Из двух миров - страница 2

стр.



   Валюха бубнит что-то дальше про "часик поспать", "завтракать без меня будешь" и "только попробуй в школу опоздать". Про сон и про то, что рвану с утра к настоящей земной бабуле на другой конец города и первые уроки точно прогуляю, старшей сестре знать не обязательно. А то, что училка позвонит ей вместо мамки, так это нам не привыкать, и это после обеда будет. А к вечеру Валюха после работы такая же, как и мама, измотанная придёт, останутся ли силы на злость ещё неизвестно. И вообще, добрая она.



   Бабуля пичкала меня блинами и долго рассказывала про давно умершего деда. А я не помню его, и видела-то только на фотографиях. Зачем мне столько знать про деда? Пётр Игнатьевич был знатный специалист - строил гидроэлектростанции, сам покуролесил и бабулю за собой по всей стране потаскал. Перед смертью сильно горевал. Вода уходит, говорил. Что-то мы, люди, не видим или неправильно делаем.
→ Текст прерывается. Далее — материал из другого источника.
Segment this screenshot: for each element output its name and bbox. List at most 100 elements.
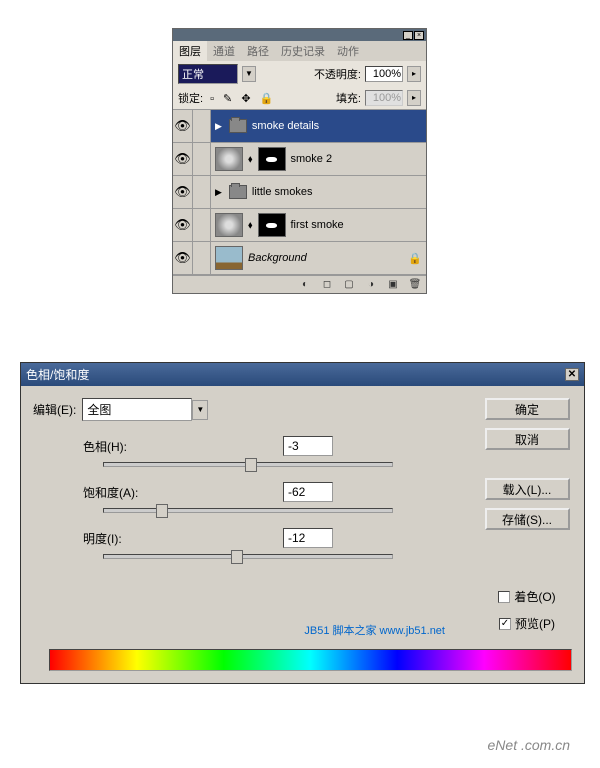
layer-name: first smoke — [291, 219, 344, 231]
panel-footer: ◐ ◻ ▢ ◑ ▣ 🗑 — [173, 275, 426, 293]
mask-thumbnail[interactable] — [258, 213, 286, 237]
style-icon[interactable]: ◐ — [298, 279, 312, 291]
close-icon[interactable]: ✕ — [565, 368, 579, 381]
layer-thumbnail[interactable] — [215, 246, 243, 270]
layer-thumbnail[interactable] — [215, 213, 243, 237]
opacity-label: 不透明度: — [314, 66, 361, 82]
new-layer-icon[interactable]: ▣ — [386, 279, 400, 291]
lock-paint-icon[interactable]: ✎ — [223, 93, 232, 105]
fill-input: 100% — [365, 90, 403, 106]
layer-row[interactable]: 👁 ⬧ smoke 2 — [173, 143, 426, 176]
edit-label: 编辑(E): — [33, 401, 76, 418]
ok-button[interactable]: 确定 — [485, 398, 570, 420]
enet-watermark: eNet .com.cn — [488, 737, 570, 753]
eye-icon[interactable]: 👁 — [174, 118, 191, 134]
tab-history[interactable]: 历史记录 — [275, 41, 331, 61]
tab-paths[interactable]: 路径 — [241, 41, 275, 61]
lock-row: 锁定: ▫ ✎ ✥ 🔒 填充: 100% ▸ — [173, 87, 426, 110]
hue-slider[interactable] — [103, 462, 393, 467]
chevron-down-icon[interactable]: ▼ — [242, 66, 256, 82]
layer-name: smoke details — [252, 120, 319, 132]
preview-label: 预览(P) — [515, 615, 555, 632]
dialog-buttons: 确定 取消 载入(L)... 存储(S)... 着色(O) ✓ 预览(P) — [482, 398, 572, 632]
lightness-slider[interactable] — [103, 554, 393, 559]
slider-thumb[interactable] — [245, 458, 257, 472]
eye-icon[interactable]: 👁 — [174, 184, 191, 200]
eye-icon[interactable]: 👁 — [174, 151, 191, 167]
eye-icon[interactable]: 👁 — [174, 217, 191, 233]
set-icon[interactable]: ▢ — [342, 279, 356, 291]
lock-label: 锁定: — [178, 90, 203, 106]
link-col[interactable] — [193, 176, 211, 208]
close-icon[interactable]: × — [414, 31, 424, 40]
adjust-icon[interactable]: ◑ — [364, 279, 378, 291]
chevron-right-icon[interactable]: ▸ — [407, 66, 421, 82]
chevron-right-icon: ▸ — [407, 90, 421, 106]
layers-list: 👁 ▶ smoke details 👁 ⬧ smoke 2 👁 ▶ little sm… — [173, 110, 426, 275]
edit-select[interactable]: 全图 — [82, 398, 192, 421]
colorize-label: 着色(O) — [514, 588, 555, 605]
saturation-input[interactable] — [283, 482, 333, 502]
lock-icons: ▫ ✎ ✥ 🔒 — [207, 92, 276, 105]
link-col[interactable] — [193, 143, 211, 175]
slider-thumb[interactable] — [156, 504, 168, 518]
chevron-down-icon[interactable]: ▼ — [192, 400, 208, 420]
colorize-checkbox-row[interactable]: 着色(O) — [498, 588, 555, 605]
layer-name: smoke 2 — [291, 153, 333, 165]
tab-channels[interactable]: 通道 — [207, 41, 241, 61]
link-col[interactable] — [193, 110, 211, 142]
layer-thumbnail[interactable] — [215, 147, 243, 171]
lock-position-icon[interactable]: ✥ — [241, 93, 250, 105]
lock-icon: 🔒 — [408, 252, 422, 265]
tab-layers[interactable]: 图层 — [173, 41, 207, 61]
saturation-slider[interactable] — [103, 508, 393, 513]
panel-tabs: 图层 通道 路径 历史记录 动作 — [173, 41, 426, 61]
mask-link-icon[interactable]: ⬧ — [248, 154, 253, 165]
mask-link-icon[interactable]: ⬧ — [248, 220, 253, 231]
edit-row: 编辑(E): 全图 ▼ — [33, 398, 472, 421]
load-button[interactable]: 载入(L)... — [485, 478, 570, 500]
jb51-watermark: JB51 脚本之家 www.jb51.net — [304, 622, 445, 638]
fill-label: 填充: — [336, 90, 361, 106]
disclosure-icon[interactable]: ▶ — [215, 121, 222, 132]
hue-label: 色相(H): — [83, 438, 283, 455]
blend-row: 正常 ▼ 不透明度: 100% ▸ — [173, 61, 426, 87]
dialog-titlebar[interactable]: 色相/饱和度 ✕ — [21, 363, 584, 386]
tab-actions[interactable]: 动作 — [331, 41, 365, 61]
lock-transparent-icon[interactable]: ▫ — [210, 93, 214, 105]
layer-row[interactable]: 👁 ▶ smoke details — [173, 110, 426, 143]
colorize-checkbox[interactable] — [498, 591, 510, 603]
disclosure-icon[interactable]: ▶ — [215, 187, 222, 198]
preview-checkbox-row[interactable]: ✓ 预览(P) — [499, 615, 555, 632]
opacity-input[interactable]: 100% — [365, 66, 403, 82]
saturation-slider-row: 饱和度(A): — [83, 482, 472, 513]
hue-input[interactable] — [283, 436, 333, 456]
dialog-body: 编辑(E): 全图 ▼ 色相(H): 饱和度(A): — [21, 386, 584, 644]
dialog-title: 色相/饱和度 — [26, 366, 89, 383]
layer-row[interactable]: 👁 Background 🔒 — [173, 242, 426, 275]
preview-checkbox[interactable]: ✓ — [499, 618, 511, 630]
dialog-left: 编辑(E): 全图 ▼ 色相(H): 饱和度(A): — [33, 398, 472, 632]
lightness-label: 明度(I): — [83, 530, 283, 547]
folder-icon — [229, 185, 247, 199]
slider-thumb[interactable] — [231, 550, 243, 564]
link-col[interactable] — [193, 242, 211, 274]
save-button[interactable]: 存储(S)... — [485, 508, 570, 530]
lock-all-icon[interactable]: 🔒 — [260, 93, 274, 105]
hue-slider-row: 色相(H): — [83, 436, 472, 467]
layer-name: Background — [248, 252, 307, 264]
cancel-button[interactable]: 取消 — [485, 428, 570, 450]
trash-icon[interactable]: 🗑 — [408, 279, 422, 291]
panel-titlebar: _ × — [173, 29, 426, 41]
lightness-input[interactable] — [283, 528, 333, 548]
link-col[interactable] — [193, 209, 211, 241]
blend-mode-select[interactable]: 正常 — [178, 64, 238, 84]
mask-thumbnail[interactable] — [258, 147, 286, 171]
layer-row[interactable]: 👁 ⬧ first smoke — [173, 209, 426, 242]
eye-icon[interactable]: 👁 — [174, 250, 191, 266]
layer-name: little smokes — [252, 186, 313, 198]
layer-row[interactable]: 👁 ▶ little smokes — [173, 176, 426, 209]
mask-icon[interactable]: ◻ — [320, 279, 334, 291]
hue-saturation-dialog: 色相/饱和度 ✕ 编辑(E): 全图 ▼ 色相(H): 饱和度(A): — [20, 362, 585, 684]
minimize-icon[interactable]: _ — [403, 31, 413, 40]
Ледники тают, озёра пересыхают, реки мелеют - пресная вода с поверхности планеты вглубь уходит, сотни, а может уже и десятки лет до большой беды...



   Вот зачем это мне, четырнадцатилетней троечнице знать? Не понимаю. Но в собственное чутьё приучена верить, особенно в опасения доведённые через нужный сон. Это пока единственное, что в жизни не подводило. В течение двух недель я изучила все дедовы книги, хоть как-то связанные с большой водой, и многие другие, что нашла в городской библиотеке. Отыскала, что возможно, в интернете. Даже с профессором одним уважаемым вступила в переписку под видом любознательной студентки. Зато в школе: по географии - трояк, по химии - трояк, по математике едва-едва от двойки убежала. Сестра в один из вечеров всё-таки взъярилась и вставила мне по первое число за тройки, но ничего, зато потом пирогов вкусных напекла.





  ***



   Сегодня пыль не въедлива, коричневая дымка взвивается из-под ног короткими столбиками и быстро рассеивается, оседая снова. Ветерок ещё не горячий, приятный. Пахнет сладкой гнильцой увядающих по осени цирий.



   После прощания с бабулей долго идем молча. Жалко её, но радостное возбуждение от начатого пути неумолимо возвращается ко мне. Сдерживаю, чтобы не расплылись в глупой улыбке губы. И петь хочется, но молчу. Чувствую, у Гая тоже доброе настроение, хотя по выражению его лица этого не поймешь. Хмурый он почти всегда, ну и что, - какой есть. Зато дождался меня. Мог бы ещё три года назад уйти в Градов с Виртой Плешивым, когда им по пятнадцать исполнилось. Не ушёл. А я бы на его месте ушла, и брат, кажется, знает об этом, хотя и не спрашивал никогда.



   Порой мне думается, он вообще бы не уходил из деревни, если бы не я. Вроде и сильный, и умный, лучше многих, а в силу градовичей не верит и думает, что жить вольным садовником в нашей деревне лучше, чем в бронированного градовича-черепаху переродиться.



   "Наивная ты, Латка, пока не поймёшь. Думаешь, море само в землю ушло - естественное старение планеты, бла-бла-бла, ожидаемая биокатастрофа? Я вот уверен, что градовичи помогли. У бронированных гигантов что-то неладное с мозгами делается, им планета совсем другой нужна: без моря, без цирий, да даже без воздуха. Наши вольные поселения, наше право перерождаться для них, что кость в горле, и только на руку, если и мы передохнем. Знаешь ведь, что горцы перерождаться уже разучились, да и нам до градовых пещер с каждым годом всё труднее добраться. Горцы всё меньше огонь-камня добывают. Может, саботируют, а, может, и вправду он тоже с планеты исчезает. Как без чудодейственного огня перерождаться? Явно градовичи темнят, что-то от нас скрывают, защитнички планеты, мать их..."



   "Ну-ну, братик", - думаю, - "пока до Градова не доберёмся и своими глазами не увидим, не поймём, что да как. И не знаю как ты, а меня деревня не зря выбрала", - вспомнила, как дрожью проняло всю, когда селяне практически дружно проголосовали. Теперь я переродиться просто обязана.



   - Привал, - объявляет Гай.



   - Я не устала совсем, - пытаюсь возразить.



   - Пять часов идем. Скоро полдень, и неизвестно, будет ли впереди ещё подходящая тень, сады заканчиваются.